„Weg der Jahresbäume“

Die Rotbuche ist der "Baum des Jahres" und wurde heute, am Tag des Baumes, von der Bürgermeisterin eingepflanzt.

Münster - (SMS) - Die Rotbuche (Fagus sylvatica) ist für 2022 als „Baum des Jahres“ ausgewählt worden. Bürgermeisterin Angela Stähler pflanzte mit Unterstützung des Grünflächenamtes am 25.4., passend am Tag des Baumes, eine Rotbuche am "Weg der Jahresbäume" zwischen dem Mühlenhof und dem Museum für Naturkunde.

Die oft als "Mutter des Waldes" titulierte Baumart ist eine in Mitteleuropa heimische und von Natur aus auf vielen Standorten natürlich dominierende Baumart. Die Rotbuche kann 300 Jahre alt und bis über 40 Meter hoch werden. Im freien Stand bildet sie eine breite, pyramidale, abgerundete Krone aus. Die Blätter sind grün, nicht rot. Das Holz ist hart und fest, im frischen Sägeschnitt leicht rötlich, daher der Name Rotbuche. Der Baum benötigt mäßig Licht und besitzt hohe Schattentoleranz. Sie bildet unter der Laubkrone einen so starken Schatten, sich im Wald keine Strauchschicht, sondern eine Krautschicht bildet. Das zersetzte Laub liefert einen milden Humus. Die Wurzeln benötigen viel Luft und reagieren empfindlich auf Bodenverdichtung, Bodenabtrag und Bodenauftrag. Die Rotbuche gilt als Vogelnährgehölz, weil 26 heimische Vogelarten von ihr leben.
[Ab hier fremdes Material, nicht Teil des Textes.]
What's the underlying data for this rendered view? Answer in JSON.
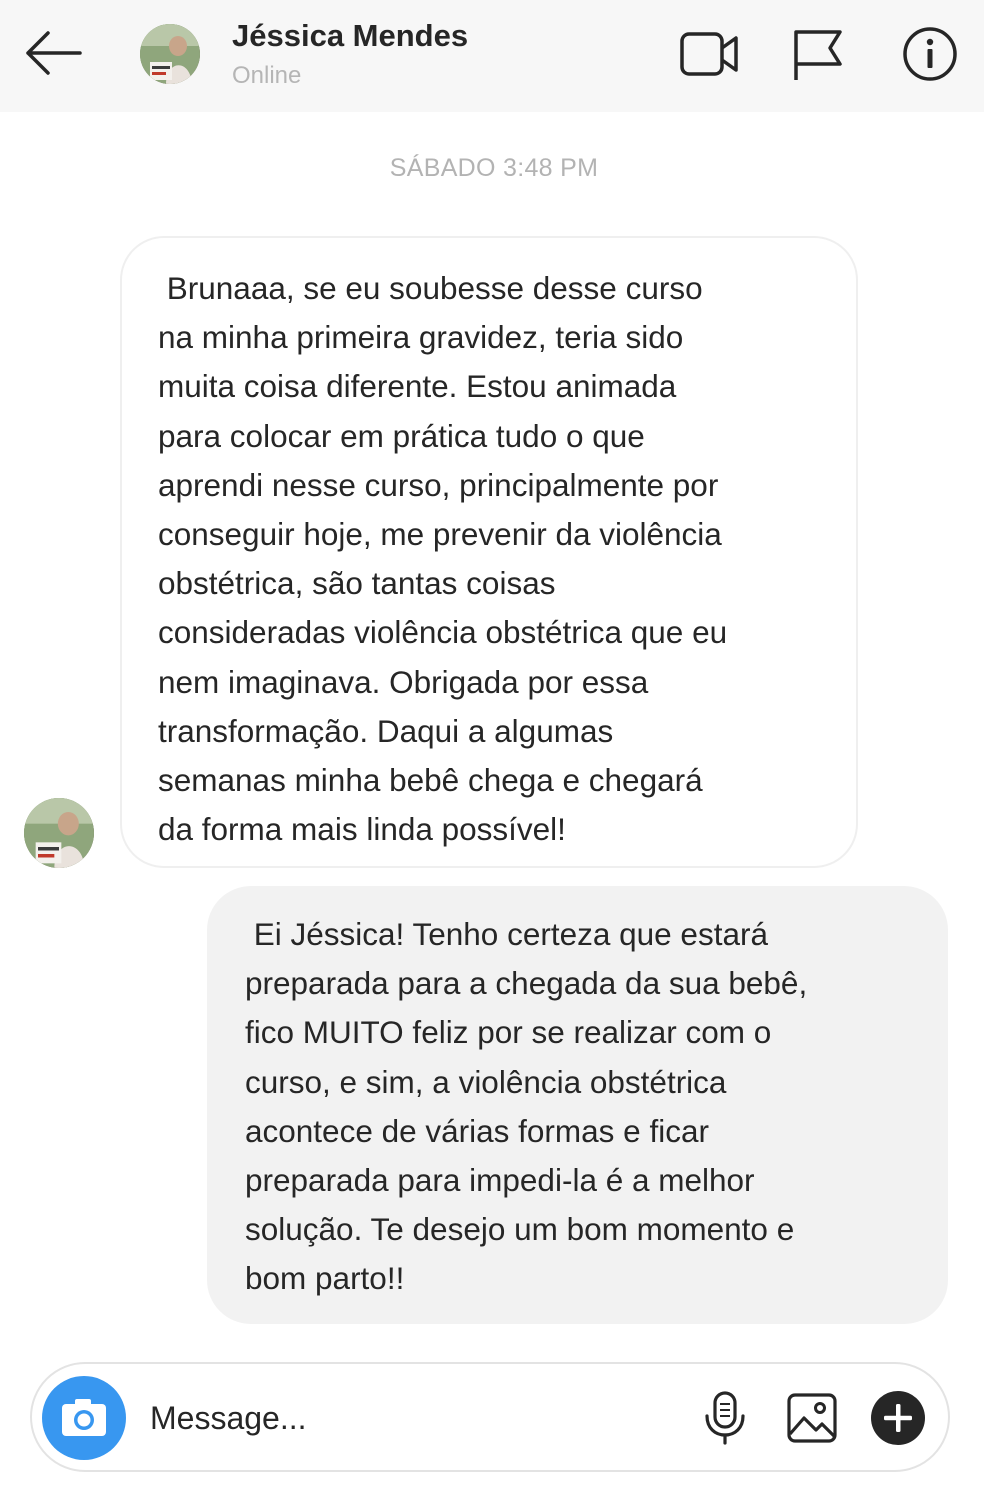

Die Rotbuche steht nun schon zum zweiten Mal auf der Liste der Bäume des Jahres. 1989 wurde sie erstmals aufgrund der Belastung durch Luftschadstoffe ausgezeichnet. Für 2022 wurde sie erneut gekürt, da sie in den letzten drei Jahren durch den Klimawandel unter Hitze und Trockenheit gelitten hat. Es ist das erste Mal, dass ein Baum zum zweiten Mal zum Baum des Jahres ausgewählt wurde.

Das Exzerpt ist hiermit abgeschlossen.